Some of our best discussions took place around how the Information Literacy Rubric can be used both as a source of information about students’ current Information literacy skills and as a valuable teaching resource. Teachers who were part of a previous TLRI funded project on IL and transition to tertiary study shared their feedback and experiences of using the rubric in the classroom with those for whom the rubric is completely new, and we discussed some of the changes that have been made to the latest version of the rubric. We are almost ready to share a new online rubric version with our participating schools. This latest version will incorporate previous feedback and the ideas discussed during the hui.


Another focus was on developing a national survey of IL skills perception, which is to be rolled out to all vested parties later in the year. Results from this will be used to get an understanding of how information literacy is currently placed in schools and tertiary institutions and how librarians and teaching staff work together to encourage IL skills in their students.
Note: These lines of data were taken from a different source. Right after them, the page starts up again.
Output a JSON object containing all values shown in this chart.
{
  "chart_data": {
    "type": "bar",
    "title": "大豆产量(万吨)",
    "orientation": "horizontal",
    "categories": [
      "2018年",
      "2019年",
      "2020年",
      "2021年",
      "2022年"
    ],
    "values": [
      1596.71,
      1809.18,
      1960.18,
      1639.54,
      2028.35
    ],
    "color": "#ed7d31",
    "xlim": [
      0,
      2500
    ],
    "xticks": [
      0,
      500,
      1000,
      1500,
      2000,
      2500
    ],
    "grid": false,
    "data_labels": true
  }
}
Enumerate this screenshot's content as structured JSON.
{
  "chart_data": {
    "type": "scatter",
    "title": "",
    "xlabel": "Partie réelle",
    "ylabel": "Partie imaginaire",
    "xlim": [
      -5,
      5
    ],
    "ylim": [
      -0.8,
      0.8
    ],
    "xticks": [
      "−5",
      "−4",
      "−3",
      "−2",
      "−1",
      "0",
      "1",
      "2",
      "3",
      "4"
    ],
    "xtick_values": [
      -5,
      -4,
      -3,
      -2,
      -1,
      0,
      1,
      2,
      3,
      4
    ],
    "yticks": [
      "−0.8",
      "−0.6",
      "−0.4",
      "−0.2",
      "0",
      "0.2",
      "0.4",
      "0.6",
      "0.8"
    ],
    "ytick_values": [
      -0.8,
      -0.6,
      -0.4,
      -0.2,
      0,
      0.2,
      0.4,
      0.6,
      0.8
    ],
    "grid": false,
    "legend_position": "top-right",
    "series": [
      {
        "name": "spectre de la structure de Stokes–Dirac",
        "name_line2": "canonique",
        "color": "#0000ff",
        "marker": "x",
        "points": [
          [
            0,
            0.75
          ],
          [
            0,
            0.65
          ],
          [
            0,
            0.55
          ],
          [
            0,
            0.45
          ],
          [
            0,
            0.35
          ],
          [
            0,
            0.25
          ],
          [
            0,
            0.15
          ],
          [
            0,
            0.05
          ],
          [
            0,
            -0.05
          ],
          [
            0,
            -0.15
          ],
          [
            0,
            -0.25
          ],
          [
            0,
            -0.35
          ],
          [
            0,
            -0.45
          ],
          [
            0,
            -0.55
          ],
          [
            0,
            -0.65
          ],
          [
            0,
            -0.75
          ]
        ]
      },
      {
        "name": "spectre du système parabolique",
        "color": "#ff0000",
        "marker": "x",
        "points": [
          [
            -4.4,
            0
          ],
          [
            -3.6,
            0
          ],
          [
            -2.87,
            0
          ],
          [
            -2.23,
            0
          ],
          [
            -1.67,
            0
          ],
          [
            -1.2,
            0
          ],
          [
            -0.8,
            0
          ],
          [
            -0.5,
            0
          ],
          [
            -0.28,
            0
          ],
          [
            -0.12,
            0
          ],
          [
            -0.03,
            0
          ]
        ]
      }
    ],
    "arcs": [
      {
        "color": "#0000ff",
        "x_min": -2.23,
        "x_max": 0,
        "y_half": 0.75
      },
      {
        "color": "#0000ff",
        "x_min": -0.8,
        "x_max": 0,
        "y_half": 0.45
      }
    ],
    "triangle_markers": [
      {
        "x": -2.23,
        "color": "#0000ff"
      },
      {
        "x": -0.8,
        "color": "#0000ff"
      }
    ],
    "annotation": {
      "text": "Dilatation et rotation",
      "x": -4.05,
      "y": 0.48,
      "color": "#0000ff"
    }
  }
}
Incorporating the feedback from the team last week, the survey will be honed and piloted over the next few weeks through the interviews with staff from our participating schools around the country.

We also took the opportunity to begin developing a shared understanding of IL skills through a workshop for secondary teachers and librarians, identifying the implicit IL skills required for assessments at Level 2 & 3 NCEA and making the teaching of those explicit for our team – a good place to begin meaningful learning conversations between colleagues.


After we reflected on our time together, it became clear that our hui had ignited a shared passion and excitement for the project, how that may develop in our own schools and how we might eventually affect the provision of IL skills for students all around New Zealand. Bring it on!